L’enseignement oral de Platon, synthèse des travaux de l’école de Tübingen, prétend que le cœur de la philosophie platonicienne n’apparaît pas dans les Dialogues. Cet enseignement caché remonterait à Pythagore, qui voyait dans les mathématiques l’architecture de la réalité. L’ascension vers les vérités éternelles serait, voile après voile, une quête des nombres qui gouvernent l’univers.
Dans les années 60, l’école de Tübingen ressuscita de vifs débats autour de l’existence d’un « ésotérisme platonicien ». Deux professeurs de Tübingen, Krämer et Gaiser, y défendaient l’idée que l’enseignement de Platon n’était pas écrit mais oral. Cet enseignement oral, loin d’être un phénomène tardif, serait le cœur de sa philosophie. Une révélation qui nous éclaire sur l’antiquité aristocratique, où la connaissance était transmise physiquement. Platon lui-même méprisait l’écriture ; ses propres Dialogues n’étaient écrits que pour être lus, incarnés, à la façon du théâtre. Platon, avant d’être converti philosophe, s’était rêvé tragédien… Le livre de Marie-Dominique Richard, L’enseignement oral de Platon, retrace le long travail de cette école exégétique, et reproduit les témoignages de la tradition aristotélicienne et de l’ancienne Académie. Cette émouvante recherche de la « parole perdue » est une quête des origines ; c’est le corps du maître qui doit revenir à la vie.
Que nous apprend cet enseignement oral ? Qu’il y avait, chez Platon, une analogie entre la structure du langage et la structure de l’être, et que les mathématiques en étaient la clef. En effet, chez Pythagore, les mathématiques sont la matrice de l’univers. Le cosmos pythagoricien n’est pas un dualisme entre le ciel et la terre, mais plutôt une succession de niveaux de réalité qui s’emboîtent les uns dans les autres, en cascades, en poupées russes. Chaque dimension trouve son fondement dans un principe unique, lui-même porte d’entrée vers une dimension plus pure. Ainsi le monde matériel est-il fait de volumes en trois dimensions ; ces volumes en trois dimensions sont faits de surfaces en deux dimensions ; ces surfaces sont faites de lignes ; ces lignes sont faites de points ; et le point est un nombre. La réalité est donc une suite de nombres, qui ont eux-même pour principe le nombre Un. « L’Un », monade des monades, à la fois seule réalité et principe de chaque atome du cosmos.

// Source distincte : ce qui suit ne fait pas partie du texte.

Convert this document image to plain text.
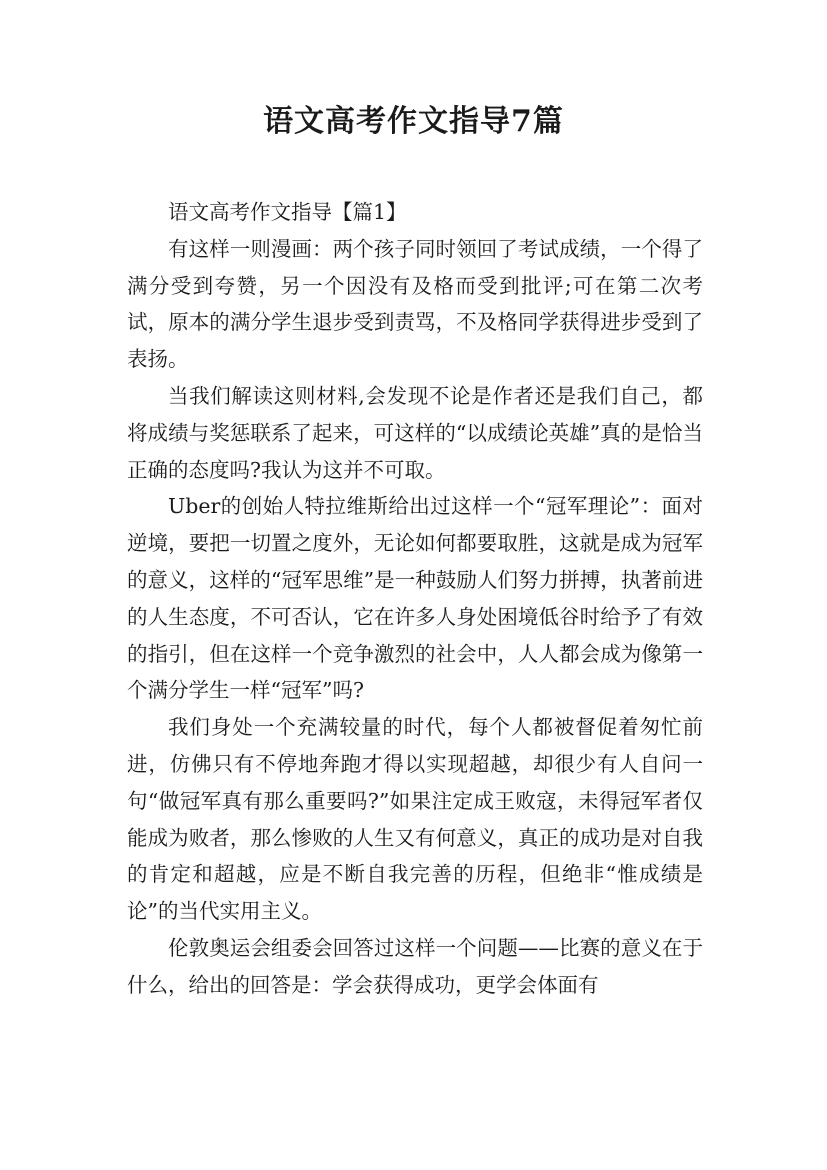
语文高考作文指导7篇

语文高考作文指导【篇1】

有这样一则漫画：两个孩子同时领回了考试成绩，一个得了满分受到夸赞，另一个因没有及格而受到批评;可在第二次考试，原本的满分学生退步受到责骂，不及格同学获得进步受到了表扬。

当我们解读这则材料,会发现不论是作者还是我们自己，都将成绩与奖惩联系了起来，可这样的“以成绩论英雄”真的是恰当正确的态度吗?我认为这并不可取。

Uber的创始人特拉维斯给出过这样一个“冠军理论”：面对逆境，要把一切置之度外，无论如何都要取胜，这就是成为冠军的意义，这样的“冠军思维”是一种鼓励人们努力拼搏，执著前进的人生态度，不可否认，它在许多人身处困境低谷时给予了有效的指引，但在这样一个竞争激烈的社会中，人人都会成为像第一个满分学生一样“冠军”吗?

我们身处一个充满较量的时代，每个人都被督促着匆忙前进，仿佛只有不停地奔跑才得以实现超越，却很少有人自问一句“做冠军真有那么重要吗?”如果注定成王败寇，未得冠军者仅能成为败者，那么惨败的人生又有何意义，真正的成功是对自我的肯定和超越，应是不断自我完善的历程，但绝非“惟成绩是论”的当代实用主义。

伦敦奥运会组委会回答过这样一个问题——比赛的意义在于什么，给出的回答是：学会获得成功，更学会体面有
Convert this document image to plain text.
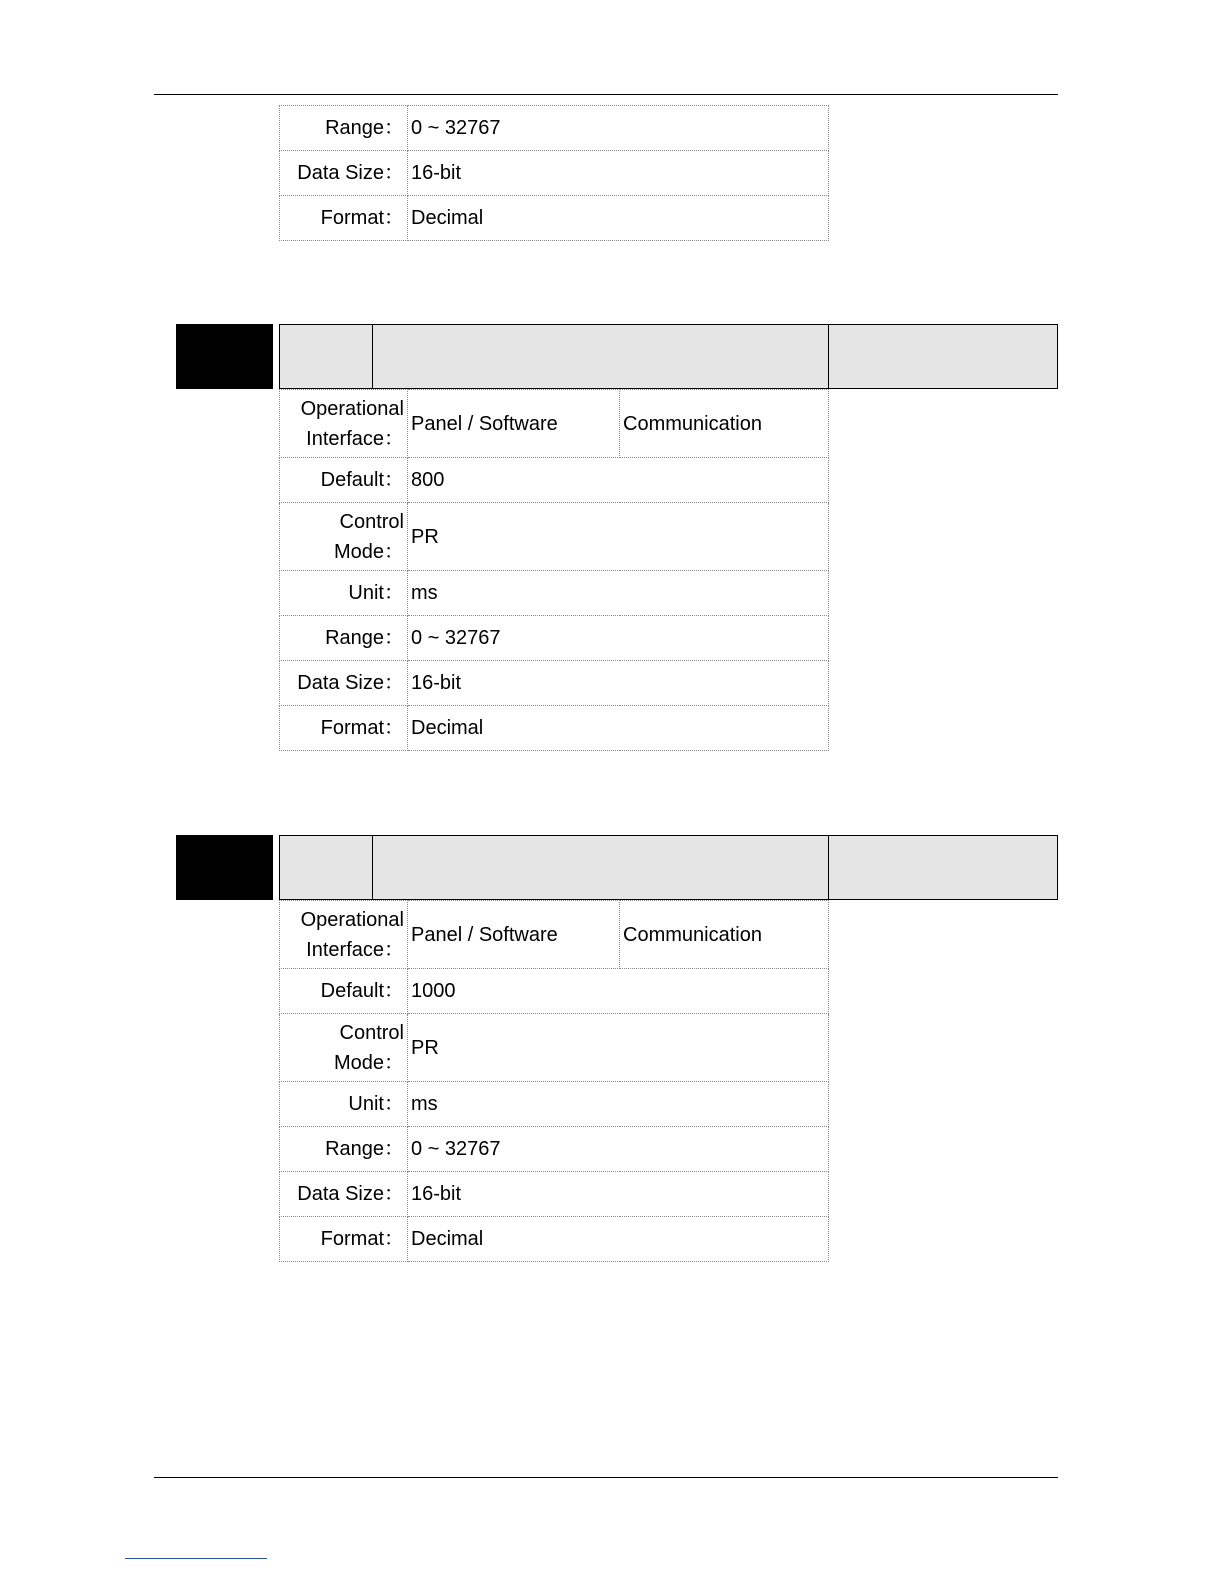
Range：	0 ~ 32767
Data Size：	16-bit
Format：	Decimal
Operational
Interface：	Panel / Software	Communication
Default：	800	

Control
Mode：	PR	
Unit：	ms	
Range：	0 ~ 32767	
Data Size：	16-bit	
Format：	Decimal	
Operational
Interface：	Panel / Software	Communication
Default：	1000	

Control
Mode：	PR	
Unit：	ms	
Range：	0 ~ 32767	
Data Size：	16-bit	
Format：	Decimal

Le génie de Pythagore est de considérer l’univers non comme substance, mais comme forme. Il renverse ainsi les quatre éléments en quatre dimensions du réel. Le feu devient le point ; l’air devient la ligne ; l’eau devient la surface ; et la terre devient le volume. Ces quatre nombres, additionnés, forment la sainte « Décade », créatrice de l’espace et du temps. Mais Platon bute encore sur le problème du Parménide : « Si de l’Un doit sortir de l’être, celui-ci ne le peut qu’en étant indéfiniment dualité. » Autrement dit, l’Un ne peut générer seul le multiple. Dieu ne peut créer le monde par lui-même. Platon doit donc postuler l’existence d’un deuxième principe à l’origine des mondes : la « Dyade indéfinie », qui divise l’Un en une suite de nombres. On retrouve alors le dualisme gnostique entre Dieu et le démiurge : combat héraclitéen entre l’union et la séparation, l’identité et la différence, le repos et le mouvement. L’originalité de la démonstration est que c’est ici l’Un qui est fini, suprême limite, alors que le processus de division est infini. Elle confirme cependant la distinction néo-platonicienne entre l’Un et l’Esprit, car l’Esprit est déjà conscience, c’est-à-dire séparation (illusoire) du sujet et de l’objet. L’Un qu’on peut nommer « Un » n’est pas l’Un…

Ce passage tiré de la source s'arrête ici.